El espectador contemporáneo se sorprendería profundamente al experimentar la fuerte fisicidad del cine de Carlos Saura, en especial al contemplar sus obras maestras en una sala debidamente sonorizada. Elisa, vida mía forma parte de la cúspide de uno de los creadores más comprometidos, virtuosos y devocionales que ha dado nuestro país en las últimas décadas.
Sin lugar a dudas, esta es otra maravilla semi-oculta del cine español, escrita con una relación paternofilial como eje conductor y cuya energía interpretativa, narrativa y simbólica es como un zarpazo al alma. De nuevo, la colaboración Saura-Chaplin da sus frutos. Su conexión autor-musa, con la que uno conecta de forma profunda, rima con otros duetos artísticos como el de Bergman-Ullman, Godard-Karina o Fellini-Massina. Da la impresión de que Geraldine Chaplin, hija del celebérrimo cineasta, ocupa en todo momento el lugar que le corresponde en el encuadre. Su mirada rebosa aflicción, tristeza pero también una brizna de esperanza, mezcolanza que certifica la increíble actriz que es, tan capaz de anexionar sentimientos contradictorios en una misma escena. Por otro lado, la capacidad del director de La caza no sólo para confeccionar las imágenes o imbricar los tempos, sino también para amalgamar sus ambigüedades y significados ocultos, sigue incólume desde Los golfos. Sin duda, es uno de los directores españoles que con más habilidad se mueve por el terreno de lo familiar y lo fantasioso, trabajando desde la circularidad del relato; de un modo análogo se generan los circunloquios en las películas de Manoel de Oliveira, aunque este apueste más por la vía de la palabra, y que esta vaya rellenando los resquicios que el relato deja vacíos.
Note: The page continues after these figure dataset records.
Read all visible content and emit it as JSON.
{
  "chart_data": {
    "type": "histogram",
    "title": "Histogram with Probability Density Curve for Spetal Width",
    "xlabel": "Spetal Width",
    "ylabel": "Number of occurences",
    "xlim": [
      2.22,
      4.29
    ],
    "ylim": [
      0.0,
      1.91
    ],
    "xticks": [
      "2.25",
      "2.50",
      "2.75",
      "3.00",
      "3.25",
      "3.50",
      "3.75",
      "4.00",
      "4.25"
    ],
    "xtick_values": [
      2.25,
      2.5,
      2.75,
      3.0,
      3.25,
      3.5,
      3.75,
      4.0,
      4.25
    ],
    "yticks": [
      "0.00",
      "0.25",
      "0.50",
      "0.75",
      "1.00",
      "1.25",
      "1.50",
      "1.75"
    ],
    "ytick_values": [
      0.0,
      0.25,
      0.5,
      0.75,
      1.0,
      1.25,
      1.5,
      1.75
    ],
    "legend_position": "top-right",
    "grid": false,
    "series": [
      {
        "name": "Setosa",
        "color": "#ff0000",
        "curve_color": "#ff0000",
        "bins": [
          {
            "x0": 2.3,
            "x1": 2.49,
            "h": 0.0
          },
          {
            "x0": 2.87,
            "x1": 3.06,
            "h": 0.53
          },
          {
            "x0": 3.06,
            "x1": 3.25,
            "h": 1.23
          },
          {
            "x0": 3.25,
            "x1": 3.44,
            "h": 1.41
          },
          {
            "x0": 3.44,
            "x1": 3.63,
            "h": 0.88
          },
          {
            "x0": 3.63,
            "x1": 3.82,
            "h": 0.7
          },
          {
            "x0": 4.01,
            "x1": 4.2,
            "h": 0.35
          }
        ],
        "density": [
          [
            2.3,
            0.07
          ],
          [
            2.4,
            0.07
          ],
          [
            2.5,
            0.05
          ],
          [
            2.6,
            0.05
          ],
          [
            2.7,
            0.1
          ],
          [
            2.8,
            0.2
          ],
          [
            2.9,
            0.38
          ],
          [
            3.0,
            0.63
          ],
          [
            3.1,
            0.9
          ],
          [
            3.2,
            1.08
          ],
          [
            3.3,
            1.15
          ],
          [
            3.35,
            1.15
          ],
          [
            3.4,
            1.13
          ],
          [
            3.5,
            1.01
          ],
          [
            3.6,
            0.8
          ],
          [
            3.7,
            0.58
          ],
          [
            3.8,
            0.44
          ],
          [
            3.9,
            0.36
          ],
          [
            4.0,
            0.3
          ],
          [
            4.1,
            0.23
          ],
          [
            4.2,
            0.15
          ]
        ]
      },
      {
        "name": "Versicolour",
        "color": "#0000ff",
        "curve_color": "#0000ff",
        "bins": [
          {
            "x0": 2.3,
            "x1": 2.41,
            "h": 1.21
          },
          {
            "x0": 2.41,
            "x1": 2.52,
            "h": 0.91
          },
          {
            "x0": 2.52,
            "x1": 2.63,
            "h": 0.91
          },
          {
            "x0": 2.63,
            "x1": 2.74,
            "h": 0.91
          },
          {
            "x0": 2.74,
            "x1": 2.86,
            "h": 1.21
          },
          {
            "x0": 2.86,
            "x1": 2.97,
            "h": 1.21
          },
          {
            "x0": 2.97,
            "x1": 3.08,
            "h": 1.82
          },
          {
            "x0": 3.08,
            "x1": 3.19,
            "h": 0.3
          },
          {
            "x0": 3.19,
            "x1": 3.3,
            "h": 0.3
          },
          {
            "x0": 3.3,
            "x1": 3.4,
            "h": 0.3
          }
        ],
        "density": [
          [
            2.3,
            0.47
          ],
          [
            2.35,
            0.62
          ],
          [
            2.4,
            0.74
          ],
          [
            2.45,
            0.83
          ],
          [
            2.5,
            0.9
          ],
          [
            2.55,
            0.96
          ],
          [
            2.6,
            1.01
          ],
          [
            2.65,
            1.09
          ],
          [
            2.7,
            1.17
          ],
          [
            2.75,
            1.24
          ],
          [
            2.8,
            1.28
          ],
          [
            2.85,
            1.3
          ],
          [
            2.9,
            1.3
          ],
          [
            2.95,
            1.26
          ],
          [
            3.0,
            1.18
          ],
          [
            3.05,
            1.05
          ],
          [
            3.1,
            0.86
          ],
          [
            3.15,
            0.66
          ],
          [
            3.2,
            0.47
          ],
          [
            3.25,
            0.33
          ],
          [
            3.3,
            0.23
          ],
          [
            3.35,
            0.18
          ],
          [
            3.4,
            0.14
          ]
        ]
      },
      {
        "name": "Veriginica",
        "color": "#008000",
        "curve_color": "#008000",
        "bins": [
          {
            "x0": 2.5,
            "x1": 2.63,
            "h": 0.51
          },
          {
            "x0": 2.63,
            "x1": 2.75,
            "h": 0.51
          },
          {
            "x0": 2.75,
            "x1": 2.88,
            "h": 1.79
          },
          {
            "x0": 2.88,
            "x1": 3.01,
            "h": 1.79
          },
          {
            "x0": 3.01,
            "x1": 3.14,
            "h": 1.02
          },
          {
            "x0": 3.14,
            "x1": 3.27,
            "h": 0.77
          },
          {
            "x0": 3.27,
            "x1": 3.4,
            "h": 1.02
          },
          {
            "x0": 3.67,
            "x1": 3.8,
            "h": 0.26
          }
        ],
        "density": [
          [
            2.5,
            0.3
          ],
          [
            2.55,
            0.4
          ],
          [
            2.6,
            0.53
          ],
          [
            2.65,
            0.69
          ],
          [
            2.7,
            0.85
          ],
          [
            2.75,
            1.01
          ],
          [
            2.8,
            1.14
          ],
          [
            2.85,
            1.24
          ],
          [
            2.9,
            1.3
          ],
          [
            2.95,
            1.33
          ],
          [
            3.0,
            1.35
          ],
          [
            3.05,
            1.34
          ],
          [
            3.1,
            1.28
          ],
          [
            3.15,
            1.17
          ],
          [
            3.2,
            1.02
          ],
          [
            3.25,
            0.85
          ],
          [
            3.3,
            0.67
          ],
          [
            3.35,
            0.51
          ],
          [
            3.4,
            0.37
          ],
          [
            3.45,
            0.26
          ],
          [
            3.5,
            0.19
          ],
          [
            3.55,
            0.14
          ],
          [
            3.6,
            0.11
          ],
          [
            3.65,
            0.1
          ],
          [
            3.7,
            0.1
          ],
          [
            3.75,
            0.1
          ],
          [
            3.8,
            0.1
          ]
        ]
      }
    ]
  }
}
Saura siempre ha dicho que Ingmar Bergman, además de Luis Buñuel, es uno de sus principales referentes, predilección que queda inmortalizada en muchas escenas y decisiones de puesta en escena, tales como la relación entre los personajes de Cría cuervos…, que remiten a las de Gritos y susurros o a otras composiciones del maestro sueco. Hay que matizar que Saura aprende pero no copia, es totalmente capaz de abrazar un imaginario y una idiosincrasia muy vinculables al carácter español. Antes de eso, no obstante, el director oscense es consciente de que su cine debe anteponer la complejidad psicológica de los personajes que lo habitan a características nacionalistas.
Elisa, vida mía son dos horas de cine virtuoso, adulto e inteligente, que nunca banaliza la expresión verbal y emplea la banda sonora como un desencadenante del misterio y el recuerdo. En ese sentido, Saura establece conexiones muy seductoras con otros films suyos que quizá trascendieron más dentro del imaginario colectivo, como Cría cuervos… o La prima Angélica. La película se inscribe en esta línea alegórica tan bien cultivada por el cineasta, consciente de la situación del estado en aquel momento y actuando en consecuencia desde la creación. La vinculación con el padre, el tema por excelencia del relato, arrastra fuertes resonancias del orden imperante en la política y la sociedad que en aquel momento se intentaba reformular.
Por otro lado, hay que remarcar que Fernando Rey lleva la actuación en la sangre; cada gesto y entonación agregan verosimilitud a su personaje. Quizá este es su papel más sentido, con permiso de la extraordinaria Viridiana o la grotesca Ese oscuro objeto del deseo. Si bien el cine de Luis Buñuel despunta por una poesía de lo feo y una disección del deseo, entendido como represión, el de Saura se siente cómodo en unos códigos más poéticos y sensuales. En lo que respecta al rostro de Ana Torrent, y que aparece en escasos momentos de la cinta, es la inocencia que España nunca tuvo la posibilidad de tener. Un rostro de lirismo e ingenuidad que quedó totalmente sofocado por la doctrina totalitaria que nos asoló. Saura, de igual modo que Erice o Zulueta, fue uno de los encargados de desenterrar la poesía tras la barbarie y la desolación, y su talento creativo salpica por igual las películas más reivindicadas y las que se precipitaron hacia el olvido. Elisa, vida mía o Ana y los lobos son los casos más flagrantes, y que merecen constantes revisitas para entender los instintos reprimidos que propició una transición incompleta.